On the last point, fair enough. There are indeed fewer people who have sorted through the minutiae of climate change science than have opinions on the topic. In this regard, global warming is like Social Security reform, health care finance, the military budget and many other complex public policy issues. As Nelson Polsby and Aaron Wildavsky once wrote, “Most people don’t think about most issues most of the time.” When forming opinions on such matters, we all apply certain predispositions or instincts and rely on others whose judgment or expertise we trust.
Of course this observation applies as well to the economics of climate change. The perception is widespread in many circles that reducing greenhouse gas emissions will be ruinously expensive. How many of those who hold this view have subjected their opinions to critical analysis? Crichton never musters outrage on this topic.
Crichton’s complaints are particularly striking in light of the highly successful efforts to provide policymakers and the public with analytically rigorous, non-political advice on climate science. Since 1988, the Intergovernmental Panel on Climate Change has convened thousands of scientists, economists, engineers and other experts to review and distill the peer-reviewed literature on the science on global warming. The IPCC has produced three reports and is now at work on the fourth. In addition, the National Academy of Sciences has provided advice to the U.S. government on this topic, including the report cited above.
Crichton’s view that the American media provides a steady drumbeat of scary news on global warming is especially hard to fathom. Solid data are scarce, but one 1996 analysis found that the rock star Madonna was mentioned roughly 80 times more often than global warming in the Lexis- Nexis database. Certainly one could watch the evening news for weeks on end without ever seeing a global warming story.
Furthermore, the print media’s “on the one hand, on the other hand” convention tilts many global warming stories strongly toward Crichton’s point of view. As Crichton would concede, the vast majority of the world’s scientists believe that global warming is happening as a result of human activities and that the consequences of rising greenhouse gas emissions could be very serious. Still, many news stories on global warming include not just this mainstream view but also the “contrarian” views of a very small minority of climate change skeptics, giving roughly equal weight to each.
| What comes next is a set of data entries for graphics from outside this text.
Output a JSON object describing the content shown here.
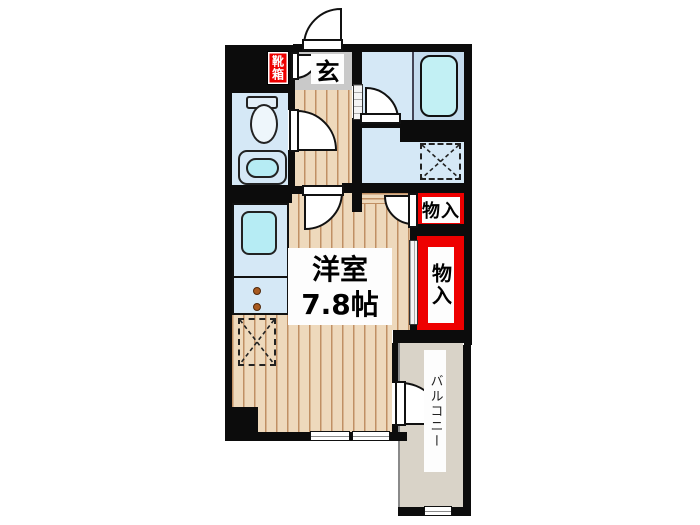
{
  "floorplan": {
    "rooms": {
      "main_room": {
        "label": "洋室",
        "size": "7.8帖"
      },
      "entrance": {
        "label": "玄"
      },
      "shoe_cabinet": {
        "label": "靴箱"
      },
      "storage_small": {
        "label": "物入"
      },
      "storage_large": {
        "label": "物入"
      },
      "balcony": {
        "label": "バルコニー"
      }
    },
    "fixtures": [
      "toilet",
      "washbasin",
      "bathtub",
      "kitchen-sink",
      "stove-burners",
      "refrigerator-space",
      "washing-machine-space",
      "window",
      "doors"
    ],
    "colors": {
      "wall": "#0c0c0c",
      "wood_floor": "#eed9bc",
      "wood_line": "#c09064",
      "room_blue": "#d5e8f6",
      "tub_platform_blue": "#c5dcee",
      "fixture_cyan": "#b6ecf4",
      "entrance_gray": "#c9c9c9",
      "balcony_gray": "#d9d3c8",
      "accent_red": "#ee0000",
      "label_bg": "#ffffff"
    }
  }
}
As a result, public perceptions of the controversy surrounding these issues may be greatly exaggerated.
Crichton’s most serious charge is that “open and frank discussion of the data, and of the issues, is being suppressed” in the scientific community. As “proof,” he offers the assertion that many critics of global warming are retired professors no longer seeking grants. Whether there is any basis for these assertions is unclear, but if so Crichton should back up his claims with more than mere assertions in the appendix to an action novel.
Indeed Crichton should hold himself to a higher standard with regard to all the arguments in his book. He is plainly a very bright guy and, famously, a Harvard Medical School graduate. A millionaire many times over, he doesn’t need to be seeking grants. If he has something serious to say on the science of climate change, he should say so in a work of nonfiction and submit his work for peer review. The result could be instructive – for him and us all.